La obra de Rueda se manifestó, en este contexto específico facilitado por Panisello, quizás como una especie de “radiografía” del material musical expuesto y desarrollado por Mahler en La Canción de la Tierra, el cual, entendido en sus elementos fundamentales por la transcripción de Schöenberg y Riehn, permitió un especial diálogo dialéctico con la nueva versión de La Tierra creada por Rueda, propiciando entre ambas obras un ejercicio de escucha, quizás incluso de “filosofía de la escucha”, especialmente significativo, lo que no quiere decir, claro está, que se encuentren directamente relacionadas más allá de la contextualización sonora compartida a través del acontecimiento construido por Panisello.
En todo caso, dado que “hablar” de música obliga a buscar un difícil equilibrio entre metáfora y lenguaje técnico, queda pendiente un análisis comparativo entre ambas obras que nos permita establecer un marco realmente objetivo para demostrar dicha apreciación, análisis que excede el ámbito de esta reseña.
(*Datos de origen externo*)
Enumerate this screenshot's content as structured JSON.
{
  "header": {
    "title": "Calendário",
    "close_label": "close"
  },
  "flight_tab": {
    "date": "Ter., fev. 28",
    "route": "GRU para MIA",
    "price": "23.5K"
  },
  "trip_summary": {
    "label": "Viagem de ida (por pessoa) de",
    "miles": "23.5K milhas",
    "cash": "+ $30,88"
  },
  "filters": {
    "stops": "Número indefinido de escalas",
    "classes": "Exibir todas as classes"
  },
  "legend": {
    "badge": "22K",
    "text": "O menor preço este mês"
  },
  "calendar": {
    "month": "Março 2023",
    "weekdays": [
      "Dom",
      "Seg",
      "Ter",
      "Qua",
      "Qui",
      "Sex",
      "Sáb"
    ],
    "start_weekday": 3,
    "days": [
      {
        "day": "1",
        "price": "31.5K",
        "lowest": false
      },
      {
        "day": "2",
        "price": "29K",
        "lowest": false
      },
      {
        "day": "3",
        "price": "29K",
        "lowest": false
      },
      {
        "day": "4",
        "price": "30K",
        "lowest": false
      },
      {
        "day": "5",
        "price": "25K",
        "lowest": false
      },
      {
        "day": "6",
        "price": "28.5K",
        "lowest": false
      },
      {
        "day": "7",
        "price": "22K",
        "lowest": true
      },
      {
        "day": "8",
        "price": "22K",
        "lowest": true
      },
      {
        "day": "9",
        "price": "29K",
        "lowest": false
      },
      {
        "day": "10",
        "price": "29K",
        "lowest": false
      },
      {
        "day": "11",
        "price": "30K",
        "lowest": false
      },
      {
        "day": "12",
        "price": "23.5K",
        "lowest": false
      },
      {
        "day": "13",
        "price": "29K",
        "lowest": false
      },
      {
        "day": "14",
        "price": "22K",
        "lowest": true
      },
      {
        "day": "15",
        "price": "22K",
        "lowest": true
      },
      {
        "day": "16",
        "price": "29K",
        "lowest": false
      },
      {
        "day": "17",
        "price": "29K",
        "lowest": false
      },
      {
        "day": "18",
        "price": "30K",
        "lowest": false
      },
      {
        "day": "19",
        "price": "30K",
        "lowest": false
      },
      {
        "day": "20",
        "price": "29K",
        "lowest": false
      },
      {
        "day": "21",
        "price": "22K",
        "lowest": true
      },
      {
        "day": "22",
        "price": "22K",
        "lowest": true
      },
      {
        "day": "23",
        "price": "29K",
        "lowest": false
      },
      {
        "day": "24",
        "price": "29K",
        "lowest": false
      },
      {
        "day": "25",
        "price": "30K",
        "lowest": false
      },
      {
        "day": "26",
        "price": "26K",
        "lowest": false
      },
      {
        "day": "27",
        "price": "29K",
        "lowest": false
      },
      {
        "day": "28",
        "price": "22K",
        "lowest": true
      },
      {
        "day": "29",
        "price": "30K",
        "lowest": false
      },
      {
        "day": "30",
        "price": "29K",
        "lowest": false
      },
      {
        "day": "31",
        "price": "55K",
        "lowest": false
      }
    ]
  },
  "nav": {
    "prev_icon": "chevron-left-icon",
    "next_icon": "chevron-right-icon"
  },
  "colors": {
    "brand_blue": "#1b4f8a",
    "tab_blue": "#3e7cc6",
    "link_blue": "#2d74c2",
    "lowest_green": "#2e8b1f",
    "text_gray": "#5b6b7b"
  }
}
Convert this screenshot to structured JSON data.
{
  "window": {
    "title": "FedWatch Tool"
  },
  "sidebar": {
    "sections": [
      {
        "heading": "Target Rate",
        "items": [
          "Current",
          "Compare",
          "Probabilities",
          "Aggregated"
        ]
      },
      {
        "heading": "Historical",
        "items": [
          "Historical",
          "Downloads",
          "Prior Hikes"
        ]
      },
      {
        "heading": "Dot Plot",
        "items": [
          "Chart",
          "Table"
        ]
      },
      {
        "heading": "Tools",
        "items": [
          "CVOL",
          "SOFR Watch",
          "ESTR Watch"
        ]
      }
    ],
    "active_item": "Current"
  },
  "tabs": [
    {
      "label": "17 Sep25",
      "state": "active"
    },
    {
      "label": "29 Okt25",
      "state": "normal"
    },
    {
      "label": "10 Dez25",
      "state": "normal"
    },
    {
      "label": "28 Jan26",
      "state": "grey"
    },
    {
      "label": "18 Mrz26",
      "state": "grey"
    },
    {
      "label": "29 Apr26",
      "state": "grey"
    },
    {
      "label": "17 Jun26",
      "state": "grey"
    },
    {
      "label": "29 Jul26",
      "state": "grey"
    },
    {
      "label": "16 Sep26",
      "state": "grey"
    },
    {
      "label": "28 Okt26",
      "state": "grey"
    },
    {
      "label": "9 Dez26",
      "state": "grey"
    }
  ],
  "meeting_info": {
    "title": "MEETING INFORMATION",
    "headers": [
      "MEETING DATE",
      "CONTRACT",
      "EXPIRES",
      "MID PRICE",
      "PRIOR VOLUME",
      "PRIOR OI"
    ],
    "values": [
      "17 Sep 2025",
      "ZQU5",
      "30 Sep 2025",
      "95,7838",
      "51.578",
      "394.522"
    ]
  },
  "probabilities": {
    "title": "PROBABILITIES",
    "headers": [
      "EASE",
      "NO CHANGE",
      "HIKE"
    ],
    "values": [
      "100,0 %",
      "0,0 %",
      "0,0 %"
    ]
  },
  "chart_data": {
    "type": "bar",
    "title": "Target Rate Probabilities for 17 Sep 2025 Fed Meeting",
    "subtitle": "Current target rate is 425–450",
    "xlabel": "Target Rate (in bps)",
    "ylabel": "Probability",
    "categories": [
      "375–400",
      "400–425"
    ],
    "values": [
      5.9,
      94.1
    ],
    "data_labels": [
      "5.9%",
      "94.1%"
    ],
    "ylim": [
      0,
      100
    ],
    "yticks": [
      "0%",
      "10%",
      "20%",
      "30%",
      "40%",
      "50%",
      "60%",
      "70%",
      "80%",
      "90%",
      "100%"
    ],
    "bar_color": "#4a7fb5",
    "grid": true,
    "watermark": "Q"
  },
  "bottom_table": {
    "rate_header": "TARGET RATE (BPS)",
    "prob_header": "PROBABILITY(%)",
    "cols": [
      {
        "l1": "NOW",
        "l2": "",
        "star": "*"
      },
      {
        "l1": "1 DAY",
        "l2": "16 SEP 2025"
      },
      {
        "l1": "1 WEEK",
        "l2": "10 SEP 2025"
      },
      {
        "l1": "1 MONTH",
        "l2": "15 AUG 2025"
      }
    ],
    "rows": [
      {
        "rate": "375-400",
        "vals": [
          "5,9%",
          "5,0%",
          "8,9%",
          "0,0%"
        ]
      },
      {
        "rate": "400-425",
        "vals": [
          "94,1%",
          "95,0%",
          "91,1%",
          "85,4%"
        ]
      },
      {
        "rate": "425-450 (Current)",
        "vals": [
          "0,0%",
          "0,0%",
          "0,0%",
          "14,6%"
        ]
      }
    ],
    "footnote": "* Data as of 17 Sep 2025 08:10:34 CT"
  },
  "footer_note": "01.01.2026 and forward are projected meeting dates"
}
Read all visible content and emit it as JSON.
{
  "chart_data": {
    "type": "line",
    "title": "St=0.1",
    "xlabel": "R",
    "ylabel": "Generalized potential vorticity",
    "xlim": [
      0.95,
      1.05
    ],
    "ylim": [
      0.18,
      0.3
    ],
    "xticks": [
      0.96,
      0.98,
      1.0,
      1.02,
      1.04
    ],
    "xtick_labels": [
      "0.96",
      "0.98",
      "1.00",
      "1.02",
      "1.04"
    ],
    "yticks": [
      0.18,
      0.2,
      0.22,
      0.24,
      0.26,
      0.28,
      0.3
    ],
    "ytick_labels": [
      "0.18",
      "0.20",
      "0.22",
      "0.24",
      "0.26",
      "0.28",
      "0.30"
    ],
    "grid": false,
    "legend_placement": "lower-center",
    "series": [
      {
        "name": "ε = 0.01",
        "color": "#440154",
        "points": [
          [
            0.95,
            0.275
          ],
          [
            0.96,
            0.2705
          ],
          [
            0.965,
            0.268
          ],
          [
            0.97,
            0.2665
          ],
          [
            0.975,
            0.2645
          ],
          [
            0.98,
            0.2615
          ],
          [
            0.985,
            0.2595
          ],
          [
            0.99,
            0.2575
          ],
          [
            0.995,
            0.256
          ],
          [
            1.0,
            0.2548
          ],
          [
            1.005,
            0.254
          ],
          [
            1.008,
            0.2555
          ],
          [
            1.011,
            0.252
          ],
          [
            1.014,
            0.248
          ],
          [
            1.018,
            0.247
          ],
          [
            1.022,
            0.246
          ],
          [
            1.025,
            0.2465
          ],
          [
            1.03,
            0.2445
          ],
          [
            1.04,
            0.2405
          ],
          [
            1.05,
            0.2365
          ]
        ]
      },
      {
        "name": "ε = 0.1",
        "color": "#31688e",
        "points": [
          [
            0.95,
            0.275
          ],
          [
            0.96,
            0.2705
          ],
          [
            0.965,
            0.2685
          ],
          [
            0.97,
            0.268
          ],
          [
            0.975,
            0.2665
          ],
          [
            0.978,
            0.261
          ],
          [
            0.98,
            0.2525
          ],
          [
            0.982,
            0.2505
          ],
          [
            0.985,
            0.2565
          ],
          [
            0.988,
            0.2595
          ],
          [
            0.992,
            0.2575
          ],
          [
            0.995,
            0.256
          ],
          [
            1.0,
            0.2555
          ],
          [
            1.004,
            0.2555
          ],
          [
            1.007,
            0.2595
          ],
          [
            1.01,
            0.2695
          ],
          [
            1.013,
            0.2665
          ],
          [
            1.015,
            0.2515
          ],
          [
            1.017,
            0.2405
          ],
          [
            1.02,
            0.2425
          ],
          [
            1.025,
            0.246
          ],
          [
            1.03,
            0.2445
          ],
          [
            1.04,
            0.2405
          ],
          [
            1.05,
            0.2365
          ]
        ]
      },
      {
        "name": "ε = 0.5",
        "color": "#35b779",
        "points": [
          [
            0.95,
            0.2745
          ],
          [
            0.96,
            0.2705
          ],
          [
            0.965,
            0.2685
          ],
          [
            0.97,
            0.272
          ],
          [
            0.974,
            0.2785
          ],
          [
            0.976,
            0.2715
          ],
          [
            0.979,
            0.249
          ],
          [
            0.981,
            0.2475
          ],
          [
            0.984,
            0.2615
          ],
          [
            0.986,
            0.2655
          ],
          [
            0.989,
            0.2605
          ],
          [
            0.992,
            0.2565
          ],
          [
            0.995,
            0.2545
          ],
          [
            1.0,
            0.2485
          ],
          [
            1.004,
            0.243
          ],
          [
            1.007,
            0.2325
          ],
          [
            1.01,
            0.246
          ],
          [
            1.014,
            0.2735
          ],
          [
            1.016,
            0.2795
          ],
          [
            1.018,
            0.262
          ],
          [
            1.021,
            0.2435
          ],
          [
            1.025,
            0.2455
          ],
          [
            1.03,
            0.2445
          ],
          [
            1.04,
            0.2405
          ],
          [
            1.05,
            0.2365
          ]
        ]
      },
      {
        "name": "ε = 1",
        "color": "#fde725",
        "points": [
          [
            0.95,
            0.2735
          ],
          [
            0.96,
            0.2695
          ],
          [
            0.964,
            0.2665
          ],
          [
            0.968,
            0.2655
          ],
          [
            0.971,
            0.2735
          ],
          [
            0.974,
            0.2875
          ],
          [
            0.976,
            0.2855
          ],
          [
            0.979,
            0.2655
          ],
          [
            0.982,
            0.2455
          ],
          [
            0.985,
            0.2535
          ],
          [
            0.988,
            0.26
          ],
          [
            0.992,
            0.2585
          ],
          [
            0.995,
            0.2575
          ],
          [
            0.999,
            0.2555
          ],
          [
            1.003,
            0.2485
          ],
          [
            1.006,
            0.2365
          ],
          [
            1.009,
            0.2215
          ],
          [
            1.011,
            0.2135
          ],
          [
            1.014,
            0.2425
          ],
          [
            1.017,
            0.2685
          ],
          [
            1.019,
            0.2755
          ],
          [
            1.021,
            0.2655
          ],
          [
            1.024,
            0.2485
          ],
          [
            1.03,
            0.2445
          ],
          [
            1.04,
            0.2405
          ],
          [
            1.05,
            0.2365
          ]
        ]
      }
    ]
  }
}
Aunque vale la pena destacar que si hemos procedido a considerar la partitura de la reducción para ensamble de La Tierra, gracias a la amable colaboración de Luis Mateo Acín, luego de lo cual consideramos que nuestra impresión inicial el día del estreno en relación a la interpretación del Plural Ensemble (bajo la dirección clara y precisa del Panisello), no era del todo errada. A pesar de ello, La Canción de la Tierra y La Tierra, representan dos acontecimientos y experiencias estéticas diferentes que, aunque provocaron la interesante dialéctica que hemos comentado, requieren de un acercamiento y entendimiento interpretativo distinto, ajustado, podríamos decir, a sus “propias leyes”, algo sobre lo que expertos en Mahler tendrían mucho más que agregar. Esperamos, en todo caso, que esta sea una invitación a discutir sobre la filosofía y diálogo entre músicas que Daniel Panisello desarrolla, en el cual destaca muy especialmente el ciclo propiciado por el Círculos de Bellas Artes. No quisiéramos terminar sin señalar que los integrantes del Plural Ensemble, junto a las voces de Alain Damas y Manuel Cid en la obra de Mahler, mostraron un serio compromiso por tratar de acceder tanto al “febril” diseño de La Tierra, como al difícil entramado de La Canción de la Tierra, algo digno de mención.